Every time he locks horns with the president others quickly occupy the space he vacates because politics, like nature, abhors a vacuum. His departure is all but certain – only the timing is unknown.
Some have even speculated that Ivanka could eventually get a more important position in the administration at a future date with a more specific mandate. In other words, the first daughter could become even more important in the scheme of things.
Questions have been raised whether Modi as head of government should have hosted Ivanka whose official position is “special adviser” to her father. She obviously is not Modi’s equal in terms of protocol but received treatment as if she were. Should the rulebook have been followed?
But rulebooks don’t have good answers when dealing with a U.S. president as unconventional as Trump. He has blurred the lines and set aside standard protocol so often, it has begun to feel routine after 11 months. And diplomacy has to adapt to suit the times.
Ivanka as “special advisor” to the president has a position nebulous and stretchable enough to suit many occasions. Her father has relied on her counsel on social issues, from paid leave for new parents to the rights of the LGBTQ community. It is said that Ivanka acts as a check on her impulsive father, trying to keep him from going too far down the politically incorrect line.
That family members occupy a special position in the Trump White House is not a secret. Their influence has been apparent on foreign policy issues, ranging from China to the Israeli-Palestinian dispute.
A realist perspective therefore would find no fault with the “extra special” treatment Ivanka got from the Indian government at the GES summit. The gains from a Modi-Ivanka tete-a-tete should be obvious.
Diplomats from other countries figured out early that first daughter Ivanka and her husband Jared Kushner had the influence on Trump that no one else did or could. If they wanted to affect U.S. policy in a certain direction, they had to find a way to the couple.
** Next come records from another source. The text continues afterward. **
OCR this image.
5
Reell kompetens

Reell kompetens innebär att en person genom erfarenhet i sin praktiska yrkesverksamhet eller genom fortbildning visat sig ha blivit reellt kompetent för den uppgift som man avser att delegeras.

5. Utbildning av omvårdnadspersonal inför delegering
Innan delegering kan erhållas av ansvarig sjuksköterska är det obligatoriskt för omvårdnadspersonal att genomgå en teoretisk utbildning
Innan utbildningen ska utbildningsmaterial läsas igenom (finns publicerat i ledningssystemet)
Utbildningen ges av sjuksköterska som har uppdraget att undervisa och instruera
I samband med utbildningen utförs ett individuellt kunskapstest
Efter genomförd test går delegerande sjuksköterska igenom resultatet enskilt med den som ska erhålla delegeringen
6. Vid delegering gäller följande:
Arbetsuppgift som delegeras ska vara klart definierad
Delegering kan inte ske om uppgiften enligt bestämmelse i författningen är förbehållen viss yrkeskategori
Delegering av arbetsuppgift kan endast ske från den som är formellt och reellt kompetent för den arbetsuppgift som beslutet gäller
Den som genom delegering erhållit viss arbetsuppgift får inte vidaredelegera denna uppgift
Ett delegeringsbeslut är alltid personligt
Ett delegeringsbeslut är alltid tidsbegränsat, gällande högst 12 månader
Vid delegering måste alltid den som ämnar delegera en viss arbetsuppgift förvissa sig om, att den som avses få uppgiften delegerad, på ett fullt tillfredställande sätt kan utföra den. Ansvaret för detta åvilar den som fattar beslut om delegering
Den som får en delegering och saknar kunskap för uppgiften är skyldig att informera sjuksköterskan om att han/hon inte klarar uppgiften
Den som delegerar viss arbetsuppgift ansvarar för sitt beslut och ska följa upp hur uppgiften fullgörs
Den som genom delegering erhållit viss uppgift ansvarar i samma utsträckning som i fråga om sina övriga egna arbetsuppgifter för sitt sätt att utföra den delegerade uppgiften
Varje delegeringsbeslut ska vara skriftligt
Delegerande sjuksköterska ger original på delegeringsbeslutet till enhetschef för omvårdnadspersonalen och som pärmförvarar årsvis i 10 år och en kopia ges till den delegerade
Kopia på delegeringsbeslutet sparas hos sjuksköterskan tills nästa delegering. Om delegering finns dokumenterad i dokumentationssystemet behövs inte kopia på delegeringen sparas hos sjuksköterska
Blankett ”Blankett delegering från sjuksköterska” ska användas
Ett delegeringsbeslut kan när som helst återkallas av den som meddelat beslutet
The Chinese ambassador in Washington was the able to use his connections to Henry Kissinger to get to Kushner earlier this year to smoothen the path to a summit between Trump and Xi Jinping.
The couple are an effective backchannel in an administration that is often chaotic and where normal channels are either dry or do not have the clearance to speak for the president.
Besides, the U.S. bureaucracy has demonstrated again and again, including under this rule-breaking president, that it’s wedded to old positions on nearly every foreign policy issue. It is Trump – at least in the case of South Asia – who has spoken out against the norm.
Most recently, the State Department bureaucracy supported the British candidate Christopher Greenwood for the last seat in the International Court of Justice against the Indian candidate, Dalveer Bhandari. When India lobbied the White House and questioned U.S. policy, things rapidly changed forcing other permanent members of the UN Security Council to rethink their positions. It is said that a member of Trump’s family was also contacted.
It was diplomacy 101 – India did what it needed to secure its interest. Diplomatic outreach to “Javanka”—as the couple are popularly known — is now considered part of the basic drill.
Ivanka and Jared have accompanied Trump on official foreign trips, sitting side-by-side cabinet members. If engaging them gets the message across, it would be foolish to ignore them.